Athens is informed that all options are being reviewed in the economic and social fight against black market operators, including prison sentences and consumer fines for repeated play on illegal websites.
Greece maintains its ambitions to be the first EU nation to launch a ‘comprehensive framework’ dedicated to combat illegal gambling activities and related crimes.
The commitment comes from the Minister of National Economy and Finance, Kyriakos Pierrakakis, who is proceeding with a bill to overhaul Greece’s laws and protections against illegal gambling and the accelerating encroachment of the black market.
Pierrakakis has informed parliament that he expects to publish a decree “in the first half of 2026”, containing new laws and toughened measures “to combat a €1.6bn illegal economy,” as the Greek state’s current losses now exceed “at least €500m annually in lost public revenues.”
“The numbers are shocking,” Minister Pierrakakis told lawmakers. “This is not simply a leak of public resources, we are combatting a deep social pathology that requires a modern and uncompromising response.”
The legislative push follows warnings delivered by Pierrakakis to Parliament in August 2025, when he formally outlined the scale at which illegal gambling operators had expanded across both online platforms and physical venues.
Taking on the mandate, Pierrakakis and the Hellenic Gaming Supervision and Control Board (EEEP) underscored the scale of consumer participation in illegal gambling during 2024, with 9.5% of the population, equating to around 799,000 citizens, having engaged with unlicensed gambling at least once.
Zero tolerance approach
Government briefings at the time described unlicensed gambling as having evolved into a parallel shadow economy, increasingly driven by organised networks and offshore digital operators operating beyond traditional enforcement reach.
At the centre of the new framework is a sharp escalation in criminal penalties aimed directly at illegal operators. The organisers of unlicensed gambling particularly games of chance, will now face prison terms of up to 10 years, alongside financial penalties ranging from €50,000 to €100,000.
Aggravating circumstances include professional-scale activity, repeat offences, the involvement of minors or the reopening of premises after being sealed — penalties will rise further, signalling a zero-tolerance approach to organised gambling networks.
However in a controversial shift, Pierrakakis summarised the introduction of criminal liability for consumers who knowingly participate in illegal gambling as “repeat participation will trigger punishment”.
Consumer liabilities mark a significant policy departure that extends enforcement beyond operators and facilitators to the consumer side of the black market. Government officials argue the move is necessary to dismantle illegal ecosystems that continue to thrive despite website blocking and venue shutdowns.

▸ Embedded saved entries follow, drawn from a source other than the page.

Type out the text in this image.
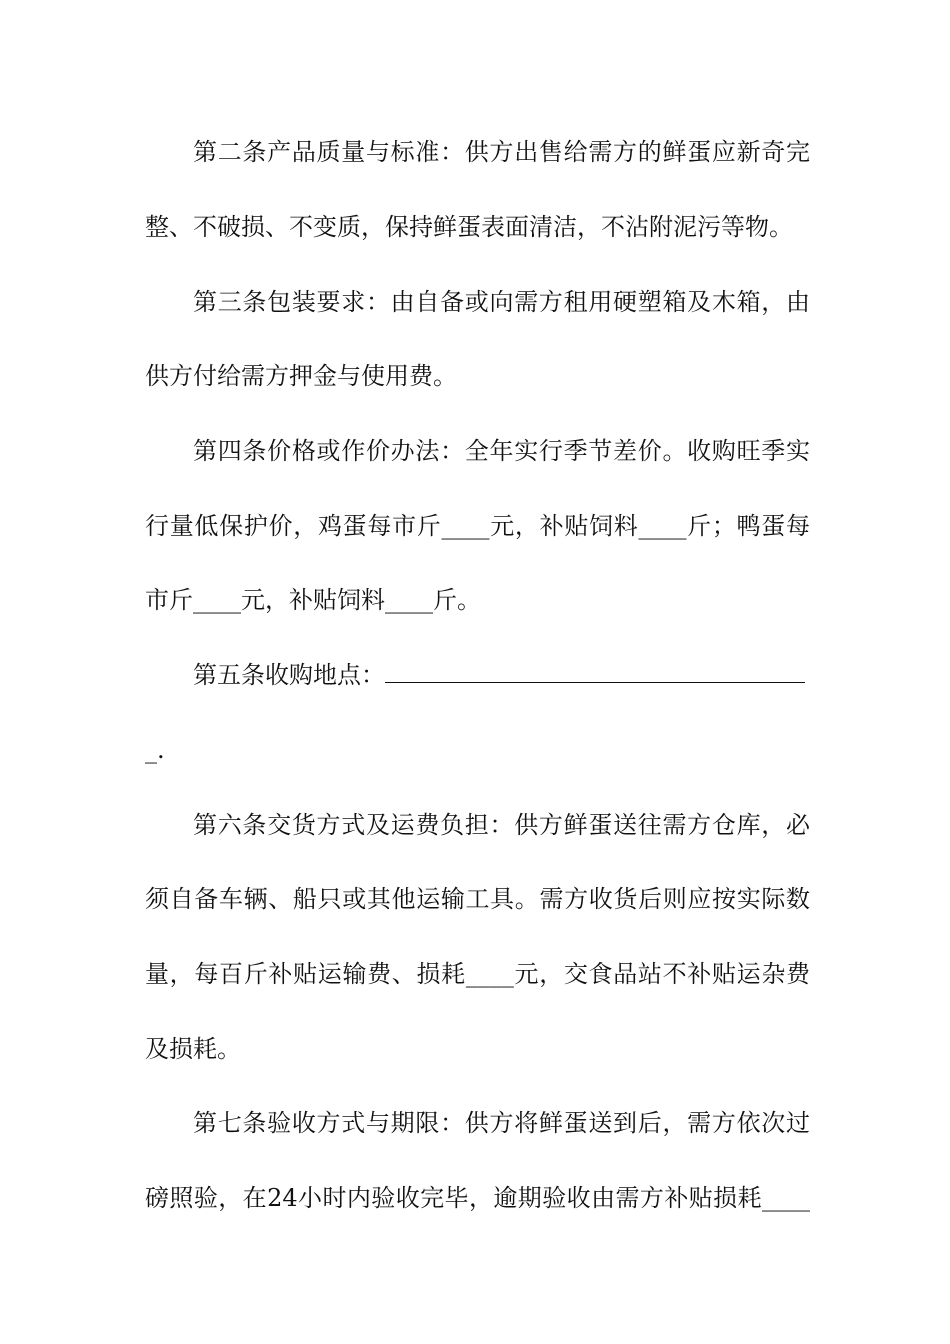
第二条产品质量与标准：供方出售给需方的鲜蛋应新奇完
整、不破损、不变质，保持鲜蛋表面清洁，不沾附泥污等物。
第三条包装要求：由自备或向需方租用硬塑箱及木箱，由
供方付给需方押金与使用费。
第四条价格或作价办法：全年实行季节差价。收购旺季实
行量低保护价，鸡蛋每市斤____元，补贴饲料____斤；鸭蛋每
市斤____元，补贴饲料____斤。
第五条收购地点：
_.
第六条交货方式及运费负担：供方鲜蛋送往需方仓库，必
须自备车辆、船只或其他运输工具。需方收货后则应按实际数
量，每百斤补贴运输费、损耗____元，交食品站不补贴运杂费
及损耗。
第七条验收方式与期限：供方将鲜蛋送到后，需方依次过
磅照验，在24小时内验收完毕，逾期验收由需方补贴损耗____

Land-based enforcement will also be dramatically strengthened. Authorities will gain powers to immediately seal premises found hosting illegal gambling activity, particularly internet cafés, private clubs and unlicensed gaming halls.
Land and online strike
Municipalities will be empowered to permanently revoke operating licences connected to illegal play, a fast-track mechanism designed to prevent operators from reopening under new business fronts — a tactic frequently observed in previous crackdowns.
The framework is being developed in collaboration with the EEEP which will receive expanded investigative authority and stronger enforcement mechanisms.

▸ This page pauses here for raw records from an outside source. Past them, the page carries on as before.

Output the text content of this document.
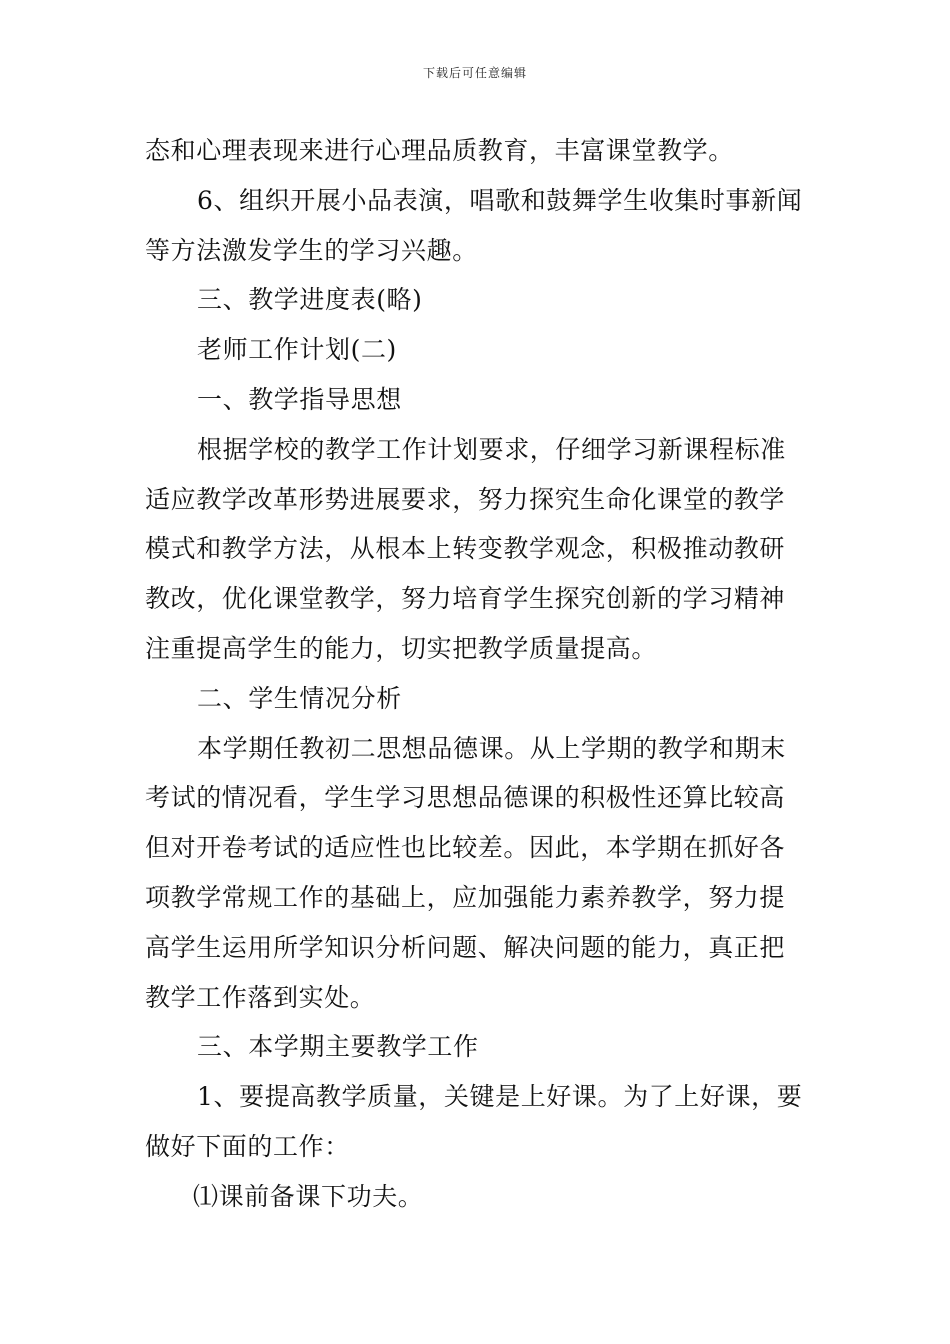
下载后可任意编辑
态和心理表现来进行心理品质教育，丰富课堂教学。
6、组织开展小品表演，唱歌和鼓舞学生收集时事新闻
等方法激发学生的学习兴趣。
三、教学进度表(略)
老师工作计划(二)
一、教学指导思想
根据学校的教学工作计划要求，仔细学习新课程标准
适应教学改革形势进展要求，努力探究生命化课堂的教学
模式和教学方法，从根本上转变教学观念，积极推动教研
教改，优化课堂教学，努力培育学生探究创新的学习精神
注重提高学生的能力，切实把教学质量提高。
二、学生情况分析
本学期任教初二思想品德课。从上学期的教学和期末
考试的情况看，学生学习思想品德课的积极性还算比较高
但对开卷考试的适应性也比较差。因此，本学期在抓好各
项教学常规工作的基础上，应加强能力素养教学，努力提
高学生运用所学知识分析问题、解决问题的能力，真正把
教学工作落到实处。
三、本学期主要教学工作
1、要提高教学质量，关键是上好课。为了上好课，要
做好下面的工作：
⑴课前备课下功夫。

The regulator already maintains a real-time blacklist of more than 11,000 illegal gambling websites supported by DNS filtering and cooperation with domestic and international law-enforcement bodies. A new framework is expected to give it faster intervention rights across both digital and physical markets.
The fast-tracking of enforcements is required as 2024 data shows that approximately 390,000 played online via mobile or computer, 215,000 participated in physical venues such as clubs and internet cafés, while 194,000 used both channels.

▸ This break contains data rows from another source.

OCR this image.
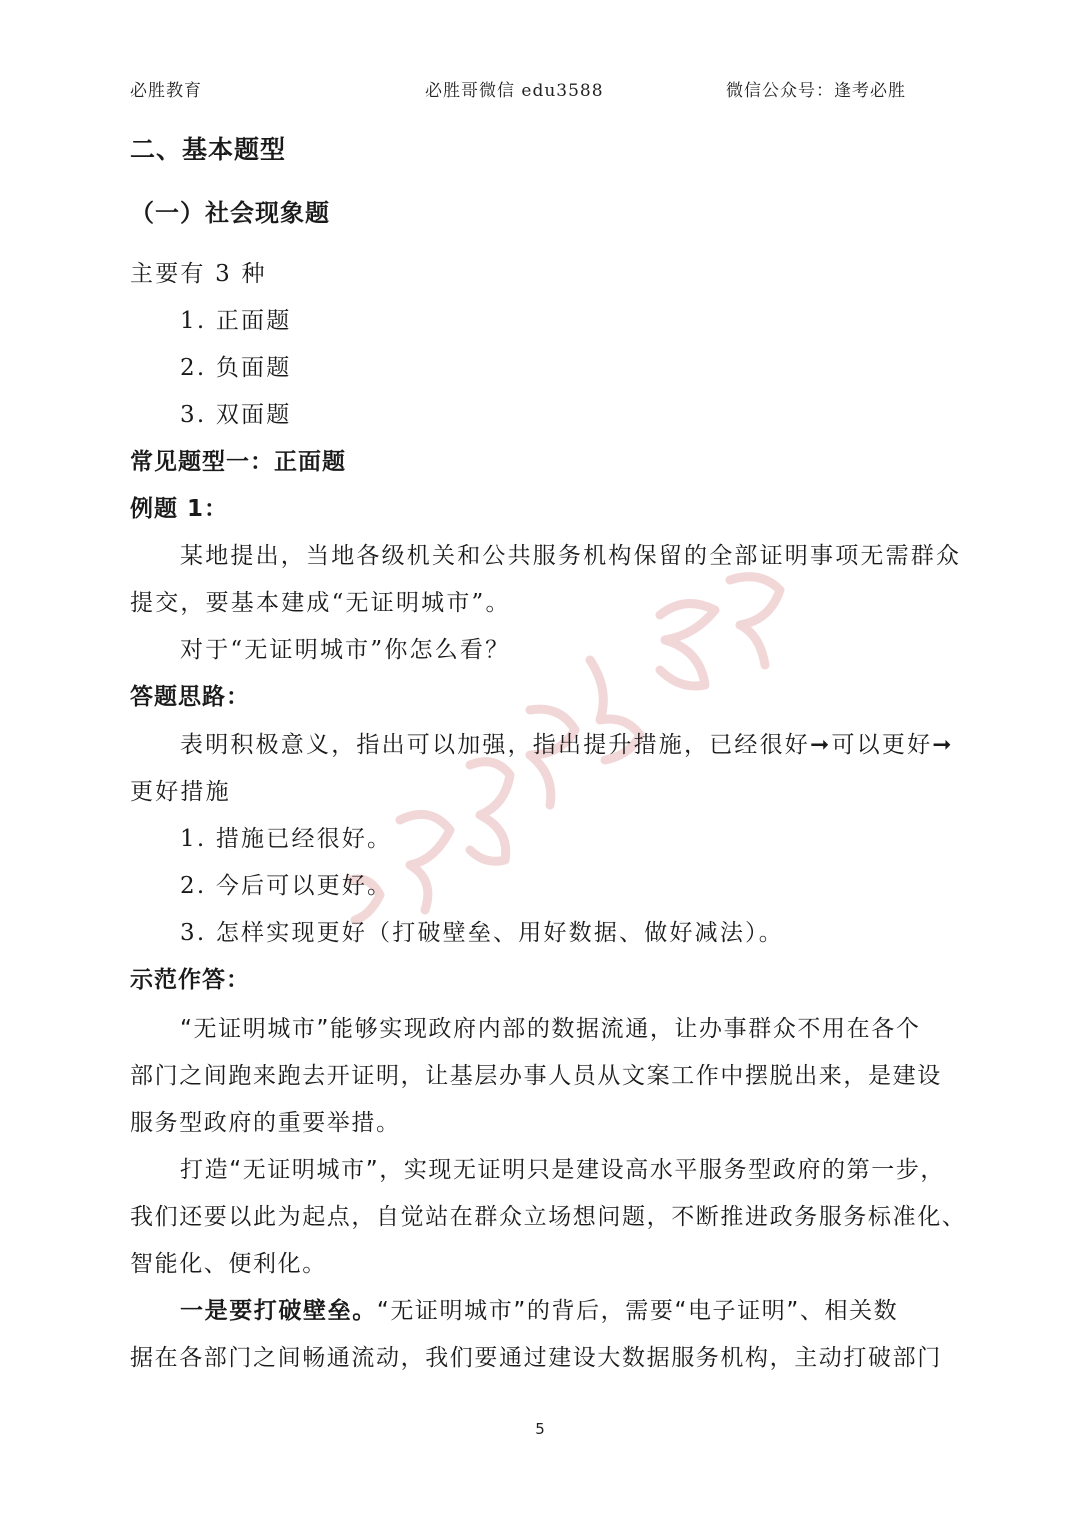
必胜教育	必胜哥微信 edu3588	微信公众号：逢考必胜
二、基本题型
（一）社会现象题
主要有 3 种
1. 正面题
2. 负面题
3. 双面题
常见题型一：正面题
例题 1：
某地提出，当地各级机关和公共服务机构保留的全部证明事项无需群众
提交，要基本建成“无证明城市”。
对于“无证明城市”你怎么看？
答题思路：
表明积极意义，指出可以加强，指出提升措施，已经很好➞可以更好➞
更好措施
1. 措施已经很好。
2. 今后可以更好。
3. 怎样实现更好（打破壁垒、用好数据、做好减法）。
示范作答：
“无证明城市”能够实现政府内部的数据流通，让办事群众不用在各个
部门之间跑来跑去开证明，让基层办事人员从文案工作中摆脱出来，是建设
服务型政府的重要举措。
打造“无证明城市”，实现无证明只是建设高水平服务型政府的第一步，
我们还要以此为起点，自觉站在群众立场想问题，不断推进政务服务标准化、
智能化、便利化。
一是要打破壁垒。“无证明城市”的背后，需要“电子证明”、相关数
据在各部门之间畅通流动，我们要通过建设大数据服务机构，主动打破部门
5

The dominance of the 18-34 age group in this data has triggered deep concerns. The age demographic now account for more than a quarter of all unlicensed gambling participants.
Officials view the trend as evidence of early exposure to high-risk gambling behaviour through illegal digital platforms that operate without consumer protections.
“The protection of younger generations sits at the heart of this reform,” Pierrakakis stressed, arguing that the state must disrupt illegal markets that “normalise unlawful play as everyday digital entertainment.”
EU watches developments
Beyond domestic enforcement, Athens is increasingly positioning the framework to be the first reference point for wider European nations to combat illegal gambling.
Developments will be followed closely by regulators in the UK, Germany, Sweden and the Netherlands, who have been warned of the escalating growth of the black market.
Greek officials argue that soft national approaches are no longer sufficient in a borderless online environment.
“This is a modern regulatory response to a modern criminal economy,” Pierrakakis concluded. “It is about protecting society, restoring public revenues and confronting illegal gambling with real consequences.”